The Exped inflatable sleeping pads are the ones backpackers go to when they are side sleepers and need more padding (because of hips digging in). They have heavier versions for car camping, too. They are much, much thicker than the Thermarest pads. I used one happily for a few years until it developed a minor puncture that I couldn't find.
They're not self-inflating, so either buy a pump or use your breath.
I tend to find it near impossible to sleep in any other position than curled on one side - and at that point the floor starts to hurt hips and ankles - being the things that stick out.
Not necessarily mattress related but it seems to also be true that I sleep better under a weighty covering.
Some people cut their way into the middle of the tauntaun, some people just lay down underneath it.
I have got better at sleeping in a hammock, though. Or maybe just better at putting one up in the dark so it's comfortable.
Under what circumstances would you need to put up a hammock in the dark?
Do you holiday below the decks in a man of war?
I can see the skill would also be useful if you were sharing a damp cave with a hibernating bear whom you did not wish to disturb. But you can't just leave that statement hanging there, no matter how comfortable it is as it gently swings.

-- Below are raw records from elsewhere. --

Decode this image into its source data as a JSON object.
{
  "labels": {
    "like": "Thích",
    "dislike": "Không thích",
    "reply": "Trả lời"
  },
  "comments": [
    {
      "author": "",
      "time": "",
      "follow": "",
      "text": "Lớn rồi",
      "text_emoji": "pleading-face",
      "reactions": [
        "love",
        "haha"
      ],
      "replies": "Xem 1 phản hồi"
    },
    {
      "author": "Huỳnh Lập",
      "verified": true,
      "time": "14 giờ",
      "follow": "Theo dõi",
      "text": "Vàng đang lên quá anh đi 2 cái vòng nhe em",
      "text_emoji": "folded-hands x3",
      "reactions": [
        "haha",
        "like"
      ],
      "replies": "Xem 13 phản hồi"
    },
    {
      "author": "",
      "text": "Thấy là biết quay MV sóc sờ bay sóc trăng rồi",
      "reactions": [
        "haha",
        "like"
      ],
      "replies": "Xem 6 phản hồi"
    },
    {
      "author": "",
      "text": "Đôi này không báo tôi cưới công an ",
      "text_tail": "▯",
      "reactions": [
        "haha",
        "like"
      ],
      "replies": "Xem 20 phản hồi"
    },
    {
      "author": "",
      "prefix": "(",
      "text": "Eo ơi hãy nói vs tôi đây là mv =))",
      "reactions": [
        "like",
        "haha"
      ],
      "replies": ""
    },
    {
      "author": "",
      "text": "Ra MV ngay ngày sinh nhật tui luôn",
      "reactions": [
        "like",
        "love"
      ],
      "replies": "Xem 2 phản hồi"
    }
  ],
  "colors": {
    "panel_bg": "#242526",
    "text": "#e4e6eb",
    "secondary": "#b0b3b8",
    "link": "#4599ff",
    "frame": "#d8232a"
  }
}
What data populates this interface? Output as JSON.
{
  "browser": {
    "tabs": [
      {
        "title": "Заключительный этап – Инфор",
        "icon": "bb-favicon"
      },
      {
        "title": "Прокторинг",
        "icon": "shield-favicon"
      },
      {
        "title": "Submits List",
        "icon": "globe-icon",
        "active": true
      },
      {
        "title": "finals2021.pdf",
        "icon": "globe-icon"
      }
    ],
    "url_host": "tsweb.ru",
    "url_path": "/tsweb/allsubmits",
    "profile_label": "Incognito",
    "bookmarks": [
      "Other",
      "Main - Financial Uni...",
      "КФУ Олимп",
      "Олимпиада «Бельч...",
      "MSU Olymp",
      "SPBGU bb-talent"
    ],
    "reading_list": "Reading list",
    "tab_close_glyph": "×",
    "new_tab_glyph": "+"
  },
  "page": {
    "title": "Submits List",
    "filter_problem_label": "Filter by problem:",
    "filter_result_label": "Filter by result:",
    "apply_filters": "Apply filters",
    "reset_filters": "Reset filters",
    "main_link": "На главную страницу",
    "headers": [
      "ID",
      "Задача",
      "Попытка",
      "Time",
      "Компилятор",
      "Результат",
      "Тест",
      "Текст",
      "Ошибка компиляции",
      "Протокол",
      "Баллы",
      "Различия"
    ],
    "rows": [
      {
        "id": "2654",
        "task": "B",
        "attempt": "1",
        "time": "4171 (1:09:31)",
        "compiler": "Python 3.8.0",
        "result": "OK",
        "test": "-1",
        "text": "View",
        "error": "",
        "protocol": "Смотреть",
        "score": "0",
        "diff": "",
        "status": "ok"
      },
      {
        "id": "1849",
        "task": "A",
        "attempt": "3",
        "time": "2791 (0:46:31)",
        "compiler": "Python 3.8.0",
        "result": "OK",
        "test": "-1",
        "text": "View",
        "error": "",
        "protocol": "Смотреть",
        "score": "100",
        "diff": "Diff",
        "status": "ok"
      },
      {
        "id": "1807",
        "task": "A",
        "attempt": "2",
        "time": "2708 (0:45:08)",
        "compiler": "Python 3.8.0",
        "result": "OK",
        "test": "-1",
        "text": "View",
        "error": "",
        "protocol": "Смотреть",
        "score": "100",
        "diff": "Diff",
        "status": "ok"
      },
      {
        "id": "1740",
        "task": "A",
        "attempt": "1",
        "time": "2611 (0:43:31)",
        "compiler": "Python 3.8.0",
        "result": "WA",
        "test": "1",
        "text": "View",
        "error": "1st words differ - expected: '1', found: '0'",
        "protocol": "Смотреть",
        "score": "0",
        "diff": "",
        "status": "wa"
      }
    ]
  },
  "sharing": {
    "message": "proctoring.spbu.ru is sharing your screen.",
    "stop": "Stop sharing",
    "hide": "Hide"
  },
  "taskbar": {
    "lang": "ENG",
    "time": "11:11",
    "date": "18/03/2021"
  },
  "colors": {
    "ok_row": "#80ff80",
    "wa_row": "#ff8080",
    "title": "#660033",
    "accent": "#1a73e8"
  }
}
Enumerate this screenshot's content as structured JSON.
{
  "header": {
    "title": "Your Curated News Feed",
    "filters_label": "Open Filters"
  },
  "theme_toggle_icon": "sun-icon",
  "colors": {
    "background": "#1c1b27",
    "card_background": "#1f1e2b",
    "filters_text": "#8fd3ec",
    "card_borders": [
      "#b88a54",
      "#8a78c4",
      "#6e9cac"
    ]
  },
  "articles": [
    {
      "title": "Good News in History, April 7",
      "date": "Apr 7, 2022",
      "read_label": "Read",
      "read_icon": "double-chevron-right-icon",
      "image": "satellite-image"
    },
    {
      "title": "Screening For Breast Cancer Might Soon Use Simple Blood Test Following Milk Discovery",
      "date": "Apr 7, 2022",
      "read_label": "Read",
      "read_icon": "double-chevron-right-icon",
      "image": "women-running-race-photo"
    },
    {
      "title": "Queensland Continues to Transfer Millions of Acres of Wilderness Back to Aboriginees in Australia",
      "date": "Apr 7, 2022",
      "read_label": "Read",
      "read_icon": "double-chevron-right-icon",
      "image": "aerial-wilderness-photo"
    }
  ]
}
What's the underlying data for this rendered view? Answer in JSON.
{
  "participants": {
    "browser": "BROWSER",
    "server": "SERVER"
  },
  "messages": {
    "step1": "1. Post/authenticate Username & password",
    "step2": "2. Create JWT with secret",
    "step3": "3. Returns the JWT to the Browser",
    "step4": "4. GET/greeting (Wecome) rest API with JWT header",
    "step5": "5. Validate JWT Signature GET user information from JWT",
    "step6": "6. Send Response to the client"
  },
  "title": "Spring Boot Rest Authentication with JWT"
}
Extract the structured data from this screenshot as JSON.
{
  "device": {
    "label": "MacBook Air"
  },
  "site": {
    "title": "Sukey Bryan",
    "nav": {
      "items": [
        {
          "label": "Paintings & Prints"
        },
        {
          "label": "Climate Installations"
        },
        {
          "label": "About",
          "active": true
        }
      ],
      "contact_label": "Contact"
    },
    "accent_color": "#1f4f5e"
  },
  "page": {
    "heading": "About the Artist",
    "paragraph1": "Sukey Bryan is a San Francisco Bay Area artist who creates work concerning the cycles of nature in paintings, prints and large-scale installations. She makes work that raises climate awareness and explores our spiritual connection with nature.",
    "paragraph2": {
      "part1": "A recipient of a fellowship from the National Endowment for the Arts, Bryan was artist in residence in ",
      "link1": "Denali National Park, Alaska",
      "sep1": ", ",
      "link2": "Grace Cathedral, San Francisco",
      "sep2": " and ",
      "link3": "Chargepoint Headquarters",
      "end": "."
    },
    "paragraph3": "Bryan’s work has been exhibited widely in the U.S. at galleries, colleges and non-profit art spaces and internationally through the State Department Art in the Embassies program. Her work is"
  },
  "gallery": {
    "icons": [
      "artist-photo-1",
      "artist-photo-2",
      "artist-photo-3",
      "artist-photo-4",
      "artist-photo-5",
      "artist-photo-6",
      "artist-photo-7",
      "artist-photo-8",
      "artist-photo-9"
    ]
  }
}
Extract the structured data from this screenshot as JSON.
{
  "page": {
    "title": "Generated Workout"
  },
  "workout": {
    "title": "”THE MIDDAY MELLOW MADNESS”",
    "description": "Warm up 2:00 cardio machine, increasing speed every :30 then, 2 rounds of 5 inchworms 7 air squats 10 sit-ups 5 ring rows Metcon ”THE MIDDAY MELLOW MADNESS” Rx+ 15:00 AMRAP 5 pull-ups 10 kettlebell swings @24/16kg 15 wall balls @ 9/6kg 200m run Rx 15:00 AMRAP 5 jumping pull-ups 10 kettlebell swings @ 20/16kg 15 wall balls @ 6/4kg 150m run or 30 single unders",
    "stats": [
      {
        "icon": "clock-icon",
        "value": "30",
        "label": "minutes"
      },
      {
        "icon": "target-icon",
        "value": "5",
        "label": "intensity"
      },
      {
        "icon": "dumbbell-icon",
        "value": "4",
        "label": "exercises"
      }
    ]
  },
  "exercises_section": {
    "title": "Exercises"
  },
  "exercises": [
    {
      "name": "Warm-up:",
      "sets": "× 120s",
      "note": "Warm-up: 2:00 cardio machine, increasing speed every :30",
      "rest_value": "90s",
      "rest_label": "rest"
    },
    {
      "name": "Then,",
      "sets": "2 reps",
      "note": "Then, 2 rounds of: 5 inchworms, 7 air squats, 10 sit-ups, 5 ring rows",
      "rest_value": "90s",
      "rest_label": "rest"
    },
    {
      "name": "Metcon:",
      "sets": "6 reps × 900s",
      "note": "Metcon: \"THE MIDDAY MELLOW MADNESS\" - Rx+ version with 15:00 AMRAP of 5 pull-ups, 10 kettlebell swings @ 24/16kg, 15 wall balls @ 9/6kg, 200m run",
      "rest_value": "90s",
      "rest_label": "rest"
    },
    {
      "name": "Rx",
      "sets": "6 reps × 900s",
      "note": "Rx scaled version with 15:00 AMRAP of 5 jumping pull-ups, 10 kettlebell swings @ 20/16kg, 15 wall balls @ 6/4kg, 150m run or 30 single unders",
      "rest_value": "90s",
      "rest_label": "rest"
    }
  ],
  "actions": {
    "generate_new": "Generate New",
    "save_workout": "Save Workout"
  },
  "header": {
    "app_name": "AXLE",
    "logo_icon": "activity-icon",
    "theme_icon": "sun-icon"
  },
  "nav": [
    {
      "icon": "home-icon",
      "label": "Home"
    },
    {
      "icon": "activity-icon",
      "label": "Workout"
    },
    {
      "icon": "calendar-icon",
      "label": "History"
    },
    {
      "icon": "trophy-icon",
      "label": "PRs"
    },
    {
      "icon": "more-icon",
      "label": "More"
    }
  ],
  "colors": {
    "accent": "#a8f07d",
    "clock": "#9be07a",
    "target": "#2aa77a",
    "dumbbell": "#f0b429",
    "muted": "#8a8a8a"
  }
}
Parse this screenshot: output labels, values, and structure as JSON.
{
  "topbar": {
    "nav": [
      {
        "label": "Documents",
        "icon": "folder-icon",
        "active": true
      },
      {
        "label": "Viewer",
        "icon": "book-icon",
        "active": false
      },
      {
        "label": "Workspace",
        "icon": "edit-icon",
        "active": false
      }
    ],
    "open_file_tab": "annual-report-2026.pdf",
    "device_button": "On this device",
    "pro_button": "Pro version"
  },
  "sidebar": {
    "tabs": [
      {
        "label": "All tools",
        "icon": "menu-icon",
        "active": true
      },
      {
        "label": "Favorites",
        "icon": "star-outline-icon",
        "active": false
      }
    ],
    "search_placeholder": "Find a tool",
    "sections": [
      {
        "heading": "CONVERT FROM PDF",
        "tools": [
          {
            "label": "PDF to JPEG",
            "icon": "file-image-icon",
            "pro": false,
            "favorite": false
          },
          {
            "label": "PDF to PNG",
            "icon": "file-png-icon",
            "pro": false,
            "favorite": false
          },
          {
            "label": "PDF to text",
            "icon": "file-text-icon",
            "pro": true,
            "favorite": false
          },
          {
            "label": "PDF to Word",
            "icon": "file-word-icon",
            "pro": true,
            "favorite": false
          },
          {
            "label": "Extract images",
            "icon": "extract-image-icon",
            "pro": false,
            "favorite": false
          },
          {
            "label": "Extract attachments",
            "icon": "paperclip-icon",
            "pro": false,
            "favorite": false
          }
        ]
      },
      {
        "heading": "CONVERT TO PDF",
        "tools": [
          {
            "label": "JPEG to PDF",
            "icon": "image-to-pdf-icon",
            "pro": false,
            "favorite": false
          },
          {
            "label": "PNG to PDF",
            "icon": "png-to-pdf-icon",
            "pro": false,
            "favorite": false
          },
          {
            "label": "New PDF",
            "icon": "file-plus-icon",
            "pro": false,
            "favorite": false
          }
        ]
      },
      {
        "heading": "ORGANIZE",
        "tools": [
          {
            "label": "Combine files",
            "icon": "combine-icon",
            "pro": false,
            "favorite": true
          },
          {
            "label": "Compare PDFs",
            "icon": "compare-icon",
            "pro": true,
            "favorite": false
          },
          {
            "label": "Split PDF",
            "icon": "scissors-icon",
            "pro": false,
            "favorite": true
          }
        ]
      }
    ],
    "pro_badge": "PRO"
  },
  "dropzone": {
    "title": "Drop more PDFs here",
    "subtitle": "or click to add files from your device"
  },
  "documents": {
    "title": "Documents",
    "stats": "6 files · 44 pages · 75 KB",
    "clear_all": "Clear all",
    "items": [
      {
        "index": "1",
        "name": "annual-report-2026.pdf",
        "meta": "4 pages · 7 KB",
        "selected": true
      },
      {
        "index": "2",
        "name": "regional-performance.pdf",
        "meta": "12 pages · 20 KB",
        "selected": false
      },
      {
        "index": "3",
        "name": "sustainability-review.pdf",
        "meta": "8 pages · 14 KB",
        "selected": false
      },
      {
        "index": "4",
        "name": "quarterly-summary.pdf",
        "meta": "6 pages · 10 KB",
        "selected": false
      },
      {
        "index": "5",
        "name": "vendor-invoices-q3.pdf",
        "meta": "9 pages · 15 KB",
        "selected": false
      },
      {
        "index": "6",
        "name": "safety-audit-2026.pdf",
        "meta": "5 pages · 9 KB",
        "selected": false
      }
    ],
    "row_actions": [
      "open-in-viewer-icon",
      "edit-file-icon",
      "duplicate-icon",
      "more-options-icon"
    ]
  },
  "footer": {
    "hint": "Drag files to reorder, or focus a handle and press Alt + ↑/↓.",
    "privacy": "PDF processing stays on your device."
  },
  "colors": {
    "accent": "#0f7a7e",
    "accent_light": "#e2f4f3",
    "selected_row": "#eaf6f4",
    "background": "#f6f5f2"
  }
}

Under what circumstances would you need to put up a hammock in the dark?
Under what circumstances would you want to put up a hammock in daylight? The hammock's for sleeping in. I sleep during the night, when it's dark.
Not necessarily mattress related but it seems to also be true that I sleep better under a weighty covering.
I am intensely curious to try one of those weighted blankets, but even though they claim to be not hot, it's really hard to imagine how they couldn't be.
Maybe it's just lumps of lead in a net.
@118 me too, on which note, opinions on woollen duvets?
I didn't even know that existed, unless it's just a blanket.
Distinct from woollen blankets. Also @118 - I expect it could be replicated using some kind of elasticated netting.
Do you holiday below the decks in a man of war?
To be fair, this fits my image of ajay. He could be tourism director for the Ministry of Defence.
opinions on woollen duvets
I don't have much of an opinion! I know people swear they're pleasant in hot climates, but it's hard to get past the cognitive dissonance.
123: when you think about, the British Empire was really just a prolonged episode of particularly insistent tourism.
Weighted blankets were initially developed as an alternative to restraints on psych units. They are supposed to be soothing.
120 I first read that as "wooden duvets" which was a great image.
The implications of 126 for 118 are left as an exercise for the reader.
They used to run mental institutions on the basis of "If it would cost us money to prevent pain or discomfort, science shows that people with mental illness cannot experience that kind of pain or discomfort."
My favorite quilts are the ones with worn holey wool blankets used as the filling. Probably because they're soothing. They are warm eventually -- takes longer to warm up than a fluffy down duvet does, but then you're good for the night.
They stay warm for long enough to get up to urinate and come back? Asking for a friend whose prostate isn't getting any younger.
The French word for duvet is couette. Couette with cheese.